The code is fine as far as it goes but I can tell it's going to cause problems keeping everything straight. What do you think about introducing some helper functions to at least make it easier?

now() -- shortcut for datetime.datetime.now(tz=pytz.UTC) utc(datetime) -- shortcut for datetime.replace(tzinfo=pytz.UTC)

I wish there was some way to just stop naive datetimes from coming into the system at all...

EdwinGuzman commented 3 years ago

What do the errors and warnings look like, even if they're not helpful? I would like to make sure that datetimes always come out of the database in a timezone-aware form.

There are no warnings or errors. After running python app.py and going to the localhost page, the server just stops. If I use flask run, then an Illegal instruction: 4 error appears before the server stops. I tried debugging to see what happens and it looks like there are still some naive/aware dates being compared and the server crashes rather than giving an error.

What do you think about introducing some helper functions to at least make it easier?

I was thinking about this but it's easy to not use the helper function and write the native implementation. It made more sense to me to write it out every time so I get used to the syntax rather than relying on a helper function but I can change this, it's not a big deal.

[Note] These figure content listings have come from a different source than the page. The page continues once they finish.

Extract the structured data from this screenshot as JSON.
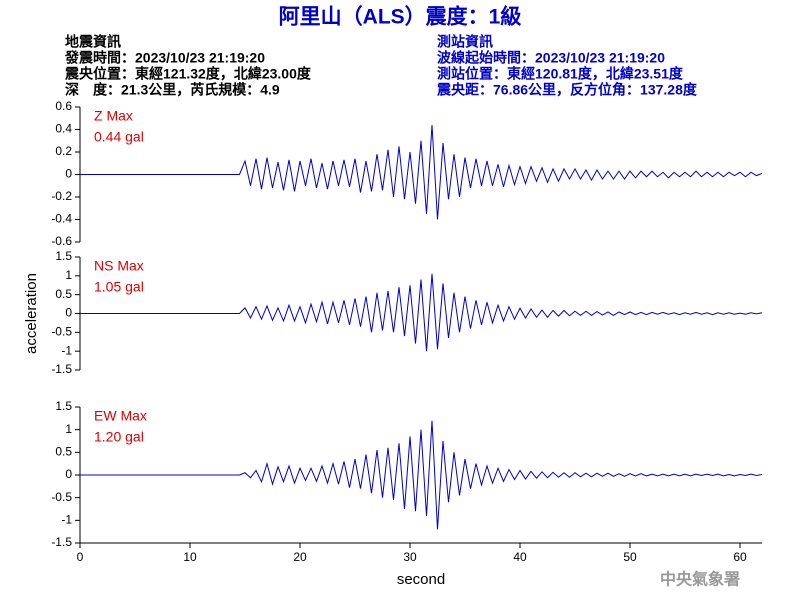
{
  "title": "阿里山（ALS）震度：1級",
  "event_info": [
    "地震資訊",
    "發震時間：2023/10/23 21:19:20",
    "震央位置：東經121.32度，北緯23.00度",
    "深　度：21.3公里，芮氏規模：4.9"
  ],
  "station_info": [
    "測站資訊",
    "波線起始時間：2023/10/23 21:19:20",
    "測站位置：東經120.81度，北緯23.51度",
    "震央距：76.86公里，反方位角：137.28度"
  ],
  "footer": "中央氣象署",
  "chart_data": [
    {
      "type": "line",
      "annotation": [
        "Z Max",
        "0.44 gal"
      ],
      "color": "#0000cc",
      "xlim": [
        0,
        62
      ],
      "ylim": [
        -0.6,
        0.6
      ],
      "yticks": [
        -0.6,
        -0.4,
        -0.2,
        0,
        0.2,
        0.4,
        0.6
      ],
      "x": [
        0,
        14.5,
        15,
        15.5,
        16,
        16.5,
        17,
        17.5,
        18,
        18.5,
        19,
        19.5,
        20,
        20.5,
        21,
        21.5,
        22,
        22.5,
        23,
        23.5,
        24,
        24.5,
        25,
        25.5,
        26,
        26.5,
        27,
        27.5,
        28,
        28.5,
        29,
        29.5,
        30,
        30.5,
        31,
        31.5,
        32,
        32.5,
        33,
        33.5,
        34,
        34.5,
        35,
        35.5,
        36,
        36.5,
        37,
        37.5,
        38,
        38.5,
        39,
        39.5,
        40,
        40.5,
        41,
        41.5,
        42,
        42.5,
        43,
        43.5,
        44,
        44.5,
        45,
        45.5,
        46,
        46.5,
        47,
        47.5,
        48,
        48.5,
        49,
        49.5,
        50,
        50.5,
        51,
        51.5,
        52,
        52.5,
        53,
        53.5,
        54,
        54.5,
        55,
        55.5,
        56,
        56.5,
        57,
        57.5,
        58,
        58.5,
        59,
        59.5,
        60,
        60.5,
        61,
        61.5,
        62
      ],
      "values": [
        0,
        0,
        0.12,
        -0.1,
        0.14,
        -0.13,
        0.15,
        -0.12,
        0.11,
        -0.14,
        0.13,
        -0.15,
        0.12,
        -0.1,
        0.14,
        -0.12,
        0.1,
        -0.13,
        0.12,
        -0.1,
        0.13,
        -0.11,
        0.14,
        -0.16,
        0.12,
        -0.15,
        0.18,
        -0.14,
        0.22,
        -0.2,
        0.25,
        -0.22,
        0.2,
        -0.26,
        0.3,
        -0.35,
        0.44,
        -0.4,
        0.28,
        -0.22,
        0.18,
        -0.2,
        0.15,
        -0.12,
        0.14,
        -0.1,
        0.12,
        -0.1,
        0.09,
        -0.11,
        0.08,
        -0.09,
        0.07,
        -0.08,
        0.07,
        -0.06,
        0.06,
        -0.07,
        0.05,
        -0.06,
        0.05,
        -0.04,
        0.05,
        -0.04,
        0.04,
        -0.05,
        0.04,
        -0.04,
        0.03,
        -0.04,
        0.03,
        -0.04,
        0.03,
        -0.03,
        0.03,
        -0.02,
        0.03,
        -0.02,
        0.02,
        -0.03,
        0.02,
        -0.02,
        0.02,
        -0.02,
        0.03,
        -0.02,
        0.02,
        -0.02,
        0.02,
        -0.02,
        0.02,
        -0.01,
        0.02,
        -0.02,
        0.02,
        -0.01,
        0.01
      ]
    },
    {
      "type": "line",
      "annotation": [
        "NS Max",
        "1.05 gal"
      ],
      "color": "#0000cc",
      "ylabel": "acceleration",
      "xlim": [
        0,
        62
      ],
      "ylim": [
        -1.5,
        1.5
      ],
      "yticks": [
        -1.5,
        -1,
        -0.5,
        0,
        0.5,
        1,
        1.5
      ],
      "x": [
        0,
        14.5,
        15,
        15.5,
        16,
        16.5,
        17,
        17.5,
        18,
        18.5,
        19,
        19.5,
        20,
        20.5,
        21,
        21.5,
        22,
        22.5,
        23,
        23.5,
        24,
        24.5,
        25,
        25.5,
        26,
        26.5,
        27,
        27.5,
        28,
        28.5,
        29,
        29.5,
        30,
        30.5,
        31,
        31.5,
        32,
        32.5,
        33,
        33.5,
        34,
        34.5,
        35,
        35.5,
        36,
        36.5,
        37,
        37.5,
        38,
        38.5,
        39,
        39.5,
        40,
        40.5,
        41,
        41.5,
        42,
        42.5,
        43,
        43.5,
        44,
        44.5,
        45,
        45.5,
        46,
        46.5,
        47,
        47.5,
        48,
        48.5,
        49,
        49.5,
        50,
        50.5,
        51,
        51.5,
        52,
        52.5,
        53,
        53.5,
        54,
        54.5,
        55,
        55.5,
        56,
        56.5,
        57,
        57.5,
        58,
        58.5,
        59,
        59.5,
        60,
        60.5,
        61,
        61.5,
        62
      ],
      "values": [
        0,
        0,
        0.15,
        -0.12,
        0.18,
        -0.15,
        0.2,
        -0.18,
        0.15,
        -0.2,
        0.22,
        -0.2,
        0.18,
        -0.25,
        0.25,
        -0.22,
        0.3,
        -0.28,
        0.3,
        -0.25,
        0.35,
        -0.3,
        0.4,
        -0.35,
        0.45,
        -0.5,
        0.55,
        -0.45,
        0.6,
        -0.5,
        0.7,
        -0.6,
        0.75,
        -0.8,
        0.9,
        -1.0,
        1.05,
        -0.95,
        0.8,
        -0.65,
        0.55,
        -0.5,
        0.45,
        -0.4,
        0.35,
        -0.3,
        0.3,
        -0.25,
        0.22,
        -0.2,
        0.18,
        -0.15,
        0.14,
        -0.12,
        0.12,
        -0.1,
        0.09,
        -0.1,
        0.08,
        -0.07,
        0.08,
        -0.06,
        0.06,
        -0.05,
        0.06,
        -0.05,
        0.05,
        -0.04,
        0.04,
        -0.05,
        0.04,
        -0.03,
        0.04,
        -0.03,
        0.03,
        -0.03,
        0.03,
        -0.02,
        0.03,
        -0.02,
        0.02,
        -0.03,
        0.02,
        -0.02,
        0.03,
        -0.02,
        0.02,
        -0.03,
        0.02,
        -0.02,
        0.02,
        -0.02,
        0.01,
        -0.02,
        0.02,
        -0.01,
        0.02
      ]
    },
    {
      "type": "line",
      "annotation": [
        "EW Max",
        "1.20 gal"
      ],
      "color": "#0000cc",
      "xlabel": "second",
      "xlim": [
        0,
        62
      ],
      "xticks": [
        0,
        10,
        20,
        30,
        40,
        50,
        60
      ],
      "ylim": [
        -1.5,
        1.5
      ],
      "yticks": [
        -1.5,
        -1,
        -0.5,
        0,
        0.5,
        1,
        1.5
      ],
      "x": [
        0,
        14.5,
        15,
        15.5,
        16,
        16.5,
        17,
        17.5,
        18,
        18.5,
        19,
        19.5,
        20,
        20.5,
        21,
        21.5,
        22,
        22.5,
        23,
        23.5,
        24,
        24.5,
        25,
        25.5,
        26,
        26.5,
        27,
        27.5,
        28,
        28.5,
        29,
        29.5,
        30,
        30.5,
        31,
        31.5,
        32,
        32.5,
        33,
        33.5,
        34,
        34.5,
        35,
        35.5,
        36,
        36.5,
        37,
        37.5,
        38,
        38.5,
        39,
        39.5,
        40,
        40.5,
        41,
        41.5,
        42,
        42.5,
        43,
        43.5,
        44,
        44.5,
        45,
        45.5,
        46,
        46.5,
        47,
        47.5,
        48,
        48.5,
        49,
        49.5,
        50,
        50.5,
        51,
        51.5,
        52,
        52.5,
        53,
        53.5,
        54,
        54.5,
        55,
        55.5,
        56,
        56.5,
        57,
        57.5,
        58,
        58.5,
        59,
        59.5,
        60,
        60.5,
        61,
        61.5,
        62
      ],
      "values": [
        0,
        0,
        0.05,
        -0.06,
        0.1,
        -0.15,
        0.25,
        -0.2,
        0.18,
        -0.15,
        0.2,
        -0.18,
        0.15,
        -0.12,
        0.15,
        -0.14,
        0.2,
        -0.18,
        0.25,
        -0.2,
        0.3,
        -0.28,
        0.35,
        -0.3,
        0.45,
        -0.4,
        0.55,
        -0.5,
        0.6,
        -0.55,
        0.7,
        -0.75,
        0.85,
        -0.8,
        1.0,
        -0.9,
        1.2,
        -1.2,
        0.75,
        -0.6,
        0.5,
        -0.45,
        0.35,
        -0.3,
        0.25,
        -0.22,
        0.2,
        -0.18,
        0.15,
        -0.14,
        0.12,
        -0.1,
        0.1,
        -0.09,
        0.08,
        -0.07,
        0.07,
        -0.06,
        0.06,
        -0.05,
        0.05,
        -0.05,
        0.05,
        -0.04,
        0.04,
        -0.04,
        0.04,
        -0.03,
        0.04,
        -0.03,
        0.03,
        -0.03,
        0.03,
        -0.02,
        0.03,
        -0.02,
        0.02,
        -0.02,
        0.02,
        -0.02,
        0.02,
        -0.02,
        0.02,
        -0.02,
        0.02,
        -0.01,
        0.02,
        -0.01,
        0.02,
        -0.02,
        0.01,
        -0.02,
        0.01,
        -0.01,
        0.02,
        -0.01,
        0.01
      ]
    }
  ]
}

Without Column(DateTime(timezone=True)), I have to make updates like the following (since dates coming from the db are not aware types) to fix tests and it's a lot more tedious:

feed_obj, is_new = get_one_or_create(_db, cls, **kwargs)
if feed_obj.timestamp:
    feed_obj.timestamp = feed_obj.timestamp.replace(tzinfo=pytz.UTC)

So I'm going to try again with the db migration in place again and keep debugging to see where there are still naive/aware comparisons being made.

tdilauro commented 3 years ago

I think the helpers could be handy, but now() could be confusing, since someone might assume that it was imported from datetime. Care should be taken to avoid that confusion.

EdwinGuzman commented 3 years ago

Updates:

I think something is inherently wrong with my setup where the app fails to run after its initial run. I thought it had something to do with this branch, the migration script, and aware and naive dates being compared, but this issue happens on new installs on other branches.

This makes me think something else is wrong on my local machine and makes this branch hard to test. I'm going to keep digging my issue but if possible, @leonardr can you try this branch and the migration script on one of your circ managers?

leonardr commented 3 years ago

Running the migration script shows migrations for a couple of fields that I don't think are in the model:

ERROR:  column "created" does not exist
LINE 1: update credentials set created = (created at time zone 'utc'...
                                          ^
ERROR:  column "updated" does not exist
LINE 1: update credentials set updated = (updated at time zone 'utc'...

That's not pertinent to what you're asking though; I'm still investigating.

leonardr commented 3 years ago

I'm able to run the python3 circulation branch with this core branch without an issue. Let's work this out interactively.

EdwinGuzman commented 3 years ago

The migration script issue was bad copying and pasting but that's fixed now.